Our thoughts, rather unhelpfully, can all too easily intensify and bury us deeper into those most taxing and troubling emotions, anger and anxiety. This mental stuckness goes under various names but you may have come across two of the more common: rumination and catastrophizing. (It's at this point a presentation of the benefits of meditation and mindfulness for regulating and re-balancing the brain might be helpful - but that would create another lengthy blog in itself so for now please note the sign-post. Mindfulness is a subject I will return to in these blogs.)


So with this helpful scheme in mind we can now name the core emotions. Whilst there is no consensus on this 'core' a generally acceptable list for most psychologists would contain: fear, love (attachment feelings), sadness/grief, anger/rage/aggression, disgust, joy/happiness/elation. So life is a constant churn of these feeling states or moods, to use another key word. This word tends to have a negative connotation at the current time - meaning 'grumpy' largely. But it's really a more neutral and general word. To put it simply: we're always 'in a mood', what matters is what sort of mood we're in and whether we need help to find an exit from it. Part of any mature, adult handling of emotions is the full grasping of our own emotional micro-climate if you like: how and why in us they change so rapidly and where our own personal emotional vulnerabilities and stucknesses lie. This is what I take the phrase 'emotional literacy' to mean. One of the gifts of therapy is how it can provide a safe and supportive space in which to track, monitor, and observe our emotional moods. And to do so without the need for evasion or to spare someone close to us an awkward conversation. Having 'awkward' conversations is precisely a therapist's stock-in-trade! In a good therapeutic relationship every emotion that moves through us can be named - and especially the painful or challenging ones like sadness and anger.

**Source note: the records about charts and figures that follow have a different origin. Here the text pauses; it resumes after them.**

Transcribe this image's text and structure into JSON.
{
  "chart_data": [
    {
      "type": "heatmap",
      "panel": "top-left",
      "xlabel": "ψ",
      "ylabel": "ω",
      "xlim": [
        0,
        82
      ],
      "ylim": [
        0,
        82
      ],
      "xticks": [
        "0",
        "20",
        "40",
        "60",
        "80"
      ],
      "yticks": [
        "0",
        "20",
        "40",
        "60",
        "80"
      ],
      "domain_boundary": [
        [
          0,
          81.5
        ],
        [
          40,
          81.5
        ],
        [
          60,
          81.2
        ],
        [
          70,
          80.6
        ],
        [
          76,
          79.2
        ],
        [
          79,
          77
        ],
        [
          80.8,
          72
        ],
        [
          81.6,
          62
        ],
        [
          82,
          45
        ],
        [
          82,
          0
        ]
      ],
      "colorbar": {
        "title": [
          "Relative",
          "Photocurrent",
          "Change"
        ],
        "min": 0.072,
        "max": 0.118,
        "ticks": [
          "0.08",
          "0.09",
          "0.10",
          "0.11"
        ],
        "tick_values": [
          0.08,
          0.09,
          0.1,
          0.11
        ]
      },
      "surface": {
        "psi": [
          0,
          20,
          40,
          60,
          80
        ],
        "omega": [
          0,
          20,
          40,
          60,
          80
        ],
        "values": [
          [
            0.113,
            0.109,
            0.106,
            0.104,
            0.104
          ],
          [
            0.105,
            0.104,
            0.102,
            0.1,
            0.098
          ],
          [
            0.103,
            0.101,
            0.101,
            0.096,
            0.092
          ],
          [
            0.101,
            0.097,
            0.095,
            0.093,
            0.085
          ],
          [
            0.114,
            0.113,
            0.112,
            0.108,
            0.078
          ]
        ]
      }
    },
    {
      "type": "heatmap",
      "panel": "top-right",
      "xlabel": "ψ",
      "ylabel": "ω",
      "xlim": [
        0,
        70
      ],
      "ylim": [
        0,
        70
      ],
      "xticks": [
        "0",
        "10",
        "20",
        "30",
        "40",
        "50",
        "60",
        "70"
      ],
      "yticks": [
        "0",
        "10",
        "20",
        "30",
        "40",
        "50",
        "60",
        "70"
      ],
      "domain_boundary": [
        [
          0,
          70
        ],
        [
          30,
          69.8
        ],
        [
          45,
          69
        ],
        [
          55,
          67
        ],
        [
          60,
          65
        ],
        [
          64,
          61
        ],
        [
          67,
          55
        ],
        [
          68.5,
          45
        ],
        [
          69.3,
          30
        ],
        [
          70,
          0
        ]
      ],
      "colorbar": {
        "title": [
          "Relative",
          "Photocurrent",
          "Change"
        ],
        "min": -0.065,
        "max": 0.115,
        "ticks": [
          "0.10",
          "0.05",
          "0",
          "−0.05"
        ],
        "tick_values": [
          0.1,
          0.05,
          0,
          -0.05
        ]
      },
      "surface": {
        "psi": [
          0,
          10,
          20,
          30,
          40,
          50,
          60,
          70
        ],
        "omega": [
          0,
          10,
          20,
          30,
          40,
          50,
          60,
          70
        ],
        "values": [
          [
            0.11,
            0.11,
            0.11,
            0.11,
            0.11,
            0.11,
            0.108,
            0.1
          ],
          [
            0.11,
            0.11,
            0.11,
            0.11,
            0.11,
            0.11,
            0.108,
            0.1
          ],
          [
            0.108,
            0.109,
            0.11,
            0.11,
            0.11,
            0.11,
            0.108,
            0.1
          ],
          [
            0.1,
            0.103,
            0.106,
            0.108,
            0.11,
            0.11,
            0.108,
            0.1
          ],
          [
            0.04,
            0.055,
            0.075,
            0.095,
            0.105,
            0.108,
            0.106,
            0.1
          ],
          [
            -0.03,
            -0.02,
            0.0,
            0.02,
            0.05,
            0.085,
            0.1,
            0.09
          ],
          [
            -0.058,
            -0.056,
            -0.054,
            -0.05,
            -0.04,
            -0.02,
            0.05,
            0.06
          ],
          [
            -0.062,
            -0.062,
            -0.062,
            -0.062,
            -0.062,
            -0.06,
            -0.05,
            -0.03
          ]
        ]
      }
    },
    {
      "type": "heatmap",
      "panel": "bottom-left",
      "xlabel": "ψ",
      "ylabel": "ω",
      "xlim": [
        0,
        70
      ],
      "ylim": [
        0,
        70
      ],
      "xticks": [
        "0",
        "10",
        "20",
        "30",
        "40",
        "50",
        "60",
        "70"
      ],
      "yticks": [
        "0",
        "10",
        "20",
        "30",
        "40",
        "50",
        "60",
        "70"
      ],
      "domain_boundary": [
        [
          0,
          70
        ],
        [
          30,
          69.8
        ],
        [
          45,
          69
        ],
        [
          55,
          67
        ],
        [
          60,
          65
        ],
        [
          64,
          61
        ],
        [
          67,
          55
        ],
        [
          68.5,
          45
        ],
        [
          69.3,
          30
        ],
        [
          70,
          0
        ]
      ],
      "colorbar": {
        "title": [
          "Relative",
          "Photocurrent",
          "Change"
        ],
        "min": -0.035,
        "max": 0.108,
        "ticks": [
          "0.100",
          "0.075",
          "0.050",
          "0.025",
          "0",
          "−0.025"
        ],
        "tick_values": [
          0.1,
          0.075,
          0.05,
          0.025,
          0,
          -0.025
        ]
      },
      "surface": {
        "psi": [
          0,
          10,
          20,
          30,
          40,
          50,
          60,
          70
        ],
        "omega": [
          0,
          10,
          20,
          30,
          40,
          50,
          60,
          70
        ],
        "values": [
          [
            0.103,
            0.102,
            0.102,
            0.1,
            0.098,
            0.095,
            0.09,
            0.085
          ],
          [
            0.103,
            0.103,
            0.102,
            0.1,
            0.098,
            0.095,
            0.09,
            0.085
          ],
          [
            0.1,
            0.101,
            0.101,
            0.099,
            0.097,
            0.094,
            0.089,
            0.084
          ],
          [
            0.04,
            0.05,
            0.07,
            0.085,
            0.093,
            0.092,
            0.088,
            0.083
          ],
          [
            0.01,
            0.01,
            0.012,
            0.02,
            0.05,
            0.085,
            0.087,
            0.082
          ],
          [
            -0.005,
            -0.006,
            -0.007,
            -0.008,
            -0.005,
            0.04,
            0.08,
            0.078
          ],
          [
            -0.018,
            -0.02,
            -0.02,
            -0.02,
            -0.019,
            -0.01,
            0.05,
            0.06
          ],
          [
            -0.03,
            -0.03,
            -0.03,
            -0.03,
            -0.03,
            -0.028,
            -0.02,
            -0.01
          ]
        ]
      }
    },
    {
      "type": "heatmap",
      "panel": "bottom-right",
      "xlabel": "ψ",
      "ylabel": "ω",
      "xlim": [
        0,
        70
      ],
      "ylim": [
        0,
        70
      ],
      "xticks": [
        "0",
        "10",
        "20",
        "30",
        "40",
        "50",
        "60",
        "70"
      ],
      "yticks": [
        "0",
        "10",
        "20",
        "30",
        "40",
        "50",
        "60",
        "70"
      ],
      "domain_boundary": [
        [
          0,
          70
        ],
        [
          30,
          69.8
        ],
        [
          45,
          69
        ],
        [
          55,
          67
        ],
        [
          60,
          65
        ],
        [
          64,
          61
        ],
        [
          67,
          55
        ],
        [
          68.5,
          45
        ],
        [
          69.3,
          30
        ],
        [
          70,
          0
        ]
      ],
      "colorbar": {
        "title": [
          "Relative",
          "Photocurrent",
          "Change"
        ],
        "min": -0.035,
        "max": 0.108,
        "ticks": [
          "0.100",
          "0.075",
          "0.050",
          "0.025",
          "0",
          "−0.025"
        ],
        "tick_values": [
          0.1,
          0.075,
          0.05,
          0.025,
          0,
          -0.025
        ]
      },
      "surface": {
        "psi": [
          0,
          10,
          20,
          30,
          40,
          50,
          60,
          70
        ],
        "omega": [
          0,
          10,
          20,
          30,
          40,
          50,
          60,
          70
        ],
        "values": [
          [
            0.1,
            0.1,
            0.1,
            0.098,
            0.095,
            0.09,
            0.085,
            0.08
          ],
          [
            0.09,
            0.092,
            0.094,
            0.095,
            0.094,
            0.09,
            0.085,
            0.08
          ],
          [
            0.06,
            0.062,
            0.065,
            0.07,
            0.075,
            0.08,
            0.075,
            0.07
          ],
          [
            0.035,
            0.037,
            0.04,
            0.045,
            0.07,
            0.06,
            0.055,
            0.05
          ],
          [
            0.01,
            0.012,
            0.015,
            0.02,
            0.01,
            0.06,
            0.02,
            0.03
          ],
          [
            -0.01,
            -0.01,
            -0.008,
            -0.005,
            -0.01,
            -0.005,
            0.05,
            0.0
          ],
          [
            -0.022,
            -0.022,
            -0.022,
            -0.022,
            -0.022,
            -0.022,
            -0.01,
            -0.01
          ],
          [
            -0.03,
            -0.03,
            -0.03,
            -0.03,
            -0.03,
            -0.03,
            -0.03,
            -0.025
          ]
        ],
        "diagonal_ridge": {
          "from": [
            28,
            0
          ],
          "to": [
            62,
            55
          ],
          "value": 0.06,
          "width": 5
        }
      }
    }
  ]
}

The psychological Gabor Mate has done a lot of work on what happens in us when we don't or can't name our feelings, which often amounts to rejecting or disowning them. If this happens the body can get sick - see Mate's recent book for more on this. The title says it all: When the Body Says No: The Cost of Hidden Stress.


I think that's enough to absorb at one sitting. Part II of this blog on emotions will focus on how the physical, evolutionary, and neurological nature of emotions gets named, judged and filtered by society - and through our own unique upbringing in particular. So many adult problems with emotion get started with a baffled and rather lost child not knowing why she is feeling such intensities and how to name and process her 'moods' appropriately. This - and more - will be the subject of the next blog so do come back for it.


By the way ... if you're wondering about the relevance of the picture at the start of the blog. It's called 'Angel of the Revelation' by William Blake. Whilst not a direct or easy fit for many reasons, I was drawn to this picture by its surface rather than symbolic value. Namely that it shows - to me at least - a human being fully alive, self-confident and unashamed. Without dealing with and owning our emotions there can be no such life, I believe, for any of us.



Prof Paul Gilbert's book The Compassionate Mind: A New Approach to Life's Challenges, (2009) was helpful in the writing of this blog. I also recommend reading Anxiety Is Really Strange, by Steve Haines (2015).